Despite over 13 years of construction and billions of taka spent already, the 20.5km dedicated bus corridor project, once touted as the solution to the north Dhaka traffic nightmare, has become a symbol of planning failure and public suffering.
Planning Adviser Dr Wahiduddin Mahmud has described the project as "monstrous and unplanned", citing significant design flaws that have narrowed the existing lanes for general traffic.
The interim government has signalled that it will not take further responsibility for procuring specialised buses and finishing the complex infrastructure.
An expert committee investigation found that the initial feasibility study was flawed.
The narrow road width at several points makes the dedicated BRT lanes impractical without causing massive congestion in the remaining "mixed-traffic" lanes.
Tenders for the 137 specialised diesel or electric buses have been cancelled or delayed repeatedly due to allegations of corruption and legal disputes with Chinese bidders.
During the 2024 mass uprising, 22 escalators at various stations were vandalised.
Combined with rusting railings and incomplete footbridges, the cost of "fixing" the unfinished work has skyrocketed.
To provide immediate relief to commuters, the government has decided to open the dedicated BRT lanes to general traffic for the time being.
According to the RHD, some 97 per cent of civil works is completed, specialised buses have not been procured, built-in stations and escalators are either incomplete or damaged, the main corridor has been open to general traffic, some flyovers on the route are operational for regular vehicles, and the specialised "rapid transit" service remains a dream.
For now, thousands of commuters travelling between Gazipur and the capital must continue to navigate a corridor that is structurally complete but functionally broken.
Shutting it down would have significant economic, social, and environmental consequences, RHD officials said.
To guide the next steps, the RTHD earlier formed two committees under the RHD.
One of them was tasked with assessing the overall impacts of scrapping the project, while the other would review why the scheme struggled for more than a decade despite repeated revisions.
The BRT initiative, launched in 2012 under the foreign-funded Greater Dhaka Urban Sustainable Transport project, was expected to ease congestion along one of the busiest corridors of the capital region.
Initially scheduled for completion in December 2019, it was revised three times with new deadlines in 2022 and later in 2024.
Cost revisions pushed the budget to Tk 42.68 billion before the latest proposal sought an additional Tk 23.29 billion.

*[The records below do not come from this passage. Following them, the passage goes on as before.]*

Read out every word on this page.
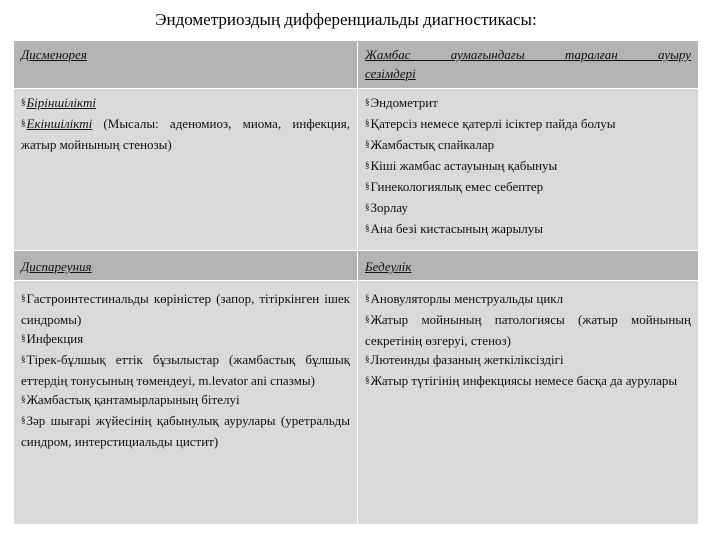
Эндометриоздың дифференциальды диагностикасы:
Дисменорея	Жамбас аумағындағы таралған ауыру
сезімдері

§Біріншілікті

§Екіншілікті (Мысалы: аденомиоз, миома, инфекция, жатыр мойнының стенозы)

§Эндометрит

§Қатерсіз немесе қатерлі ісіктер пайда болуы

§Жамбастық спайкалар

§Кіші жамбас астауының қабынуы

§Гинекологиялық емес себептер

§Зорлау

§Ана безі кистасының жарылуы

Диспареуния	Бедеулік

§Гастроинтестинальды көріністер (запор, тітіркінген ішек синдромы)

§Инфекция

§Тірек-бұлшық еттік бұзылыстар (жамбастық бұлшық еттердің тонусының төмендеуі, m.levator ani спазмы)

§Жамбастық қантамырларының бітелуі

§Зәр шығарі жүйесінің қабынулық аурулары (уретральды синдром, интерстициальды цистит)

§Ановуляторлы менструальды цикл

§Жатыр мойнының патологиясы (жатыр мойнының секретінің өзгеруі, стеноз)

§Лютеинды фазаның жеткіліксіздігі

§Жатыр түтігінің инфекциясы немесе басқа да аурулары
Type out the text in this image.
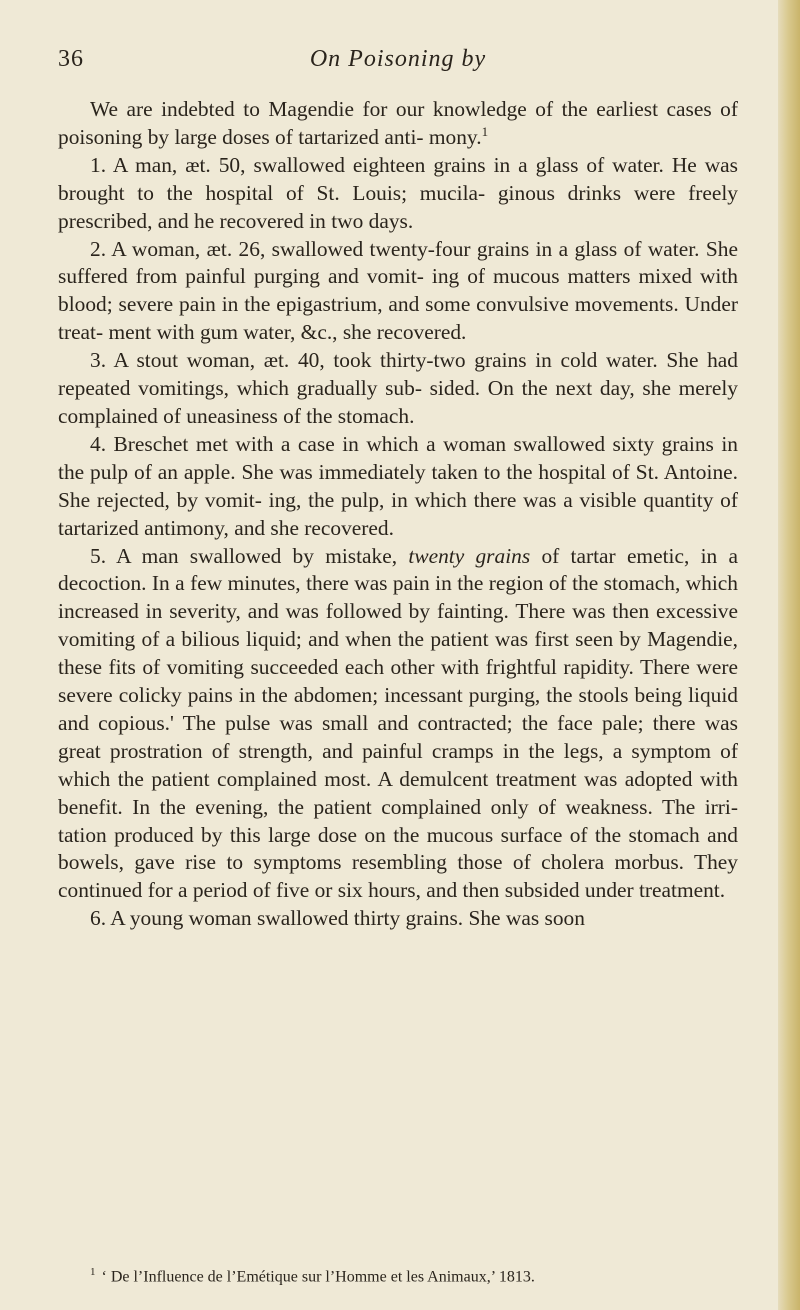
36	On Poisoning by

We are indebted to Magendie for our knowledge of the earliest cases of poisoning by large doses of tartarized anti- mony.$^1$

1. A man, æt. 50, swallowed eighteen grains in a glass of water. He was brought to the hospital of St. Louis; mucila- ginous drinks were freely prescribed, and he recovered in two days.

2. A woman, æt. 26, swallowed twenty-four grains in a glass of water. She suffered from painful purging and vomit- ing of mucous matters mixed with blood; severe pain in the epigastrium, and some convulsive movements. Under treat- ment with gum water, &c., she recovered.

3. A stout woman, æt. 40, took thirty-two grains in cold water. She had repeated vomitings, which gradually sub- sided. On the next day, she merely complained of uneasiness of the stomach.

4. Breschet met with a case in which a woman swallowed sixty grains in the pulp of an apple. She was immediately taken to the hospital of St. Antoine. She rejected, by vomit- ing, the pulp, in which there was a visible quantity of tartarized antimony, and she recovered.

5. A man swallowed by mistake, twenty grains of tartar emetic, in a decoction. In a few minutes, there was pain in the region of the stomach, which increased in severity, and was followed by fainting. There was then excessive vomiting of a bilious liquid; and when the patient was first seen by Magendie, these fits of vomiting succeeded each other with frightful rapidity. There were severe colicky pains in the abdomen; incessant purging, the stools being liquid and copious.' The pulse was small and contracted; the face pale; there was great prostration of strength, and painful cramps in the legs, a symptom of which the patient complained most. A demulcent treatment was adopted with benefit. In the evening, the patient complained only of weakness. The irri- tation produced by this large dose on the mucous surface of the stomach and bowels, gave rise to symptoms resembling those of cholera morbus. They continued for a period of five or six hours, and then subsided under treatment.

6. A young woman swallowed thirty grains. She was soon

$^1$ ‘ De l’Influence de l’Emétique sur l’Homme et les Animaux,’ 1813.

The latest revision was driven by the need to procure buses for both diesel and electric modes, install supporting infrastructure, and establish the Dhaka BRT Company for future operations and management.
These elements had not been included in previous revisions, officials said.
Dhaka Bus Rapid Transit Company officials said as the project was financed by development partners, there was no option but to complete it.
The revenue from BRT operations was expected to help repay the loans, they said.
The Asian Development Bank and France's AFD are providing the lion's share of the project's funds.
Planning Commission officials said it had asked the ministry to engage both local and international experts to justify the project's completion.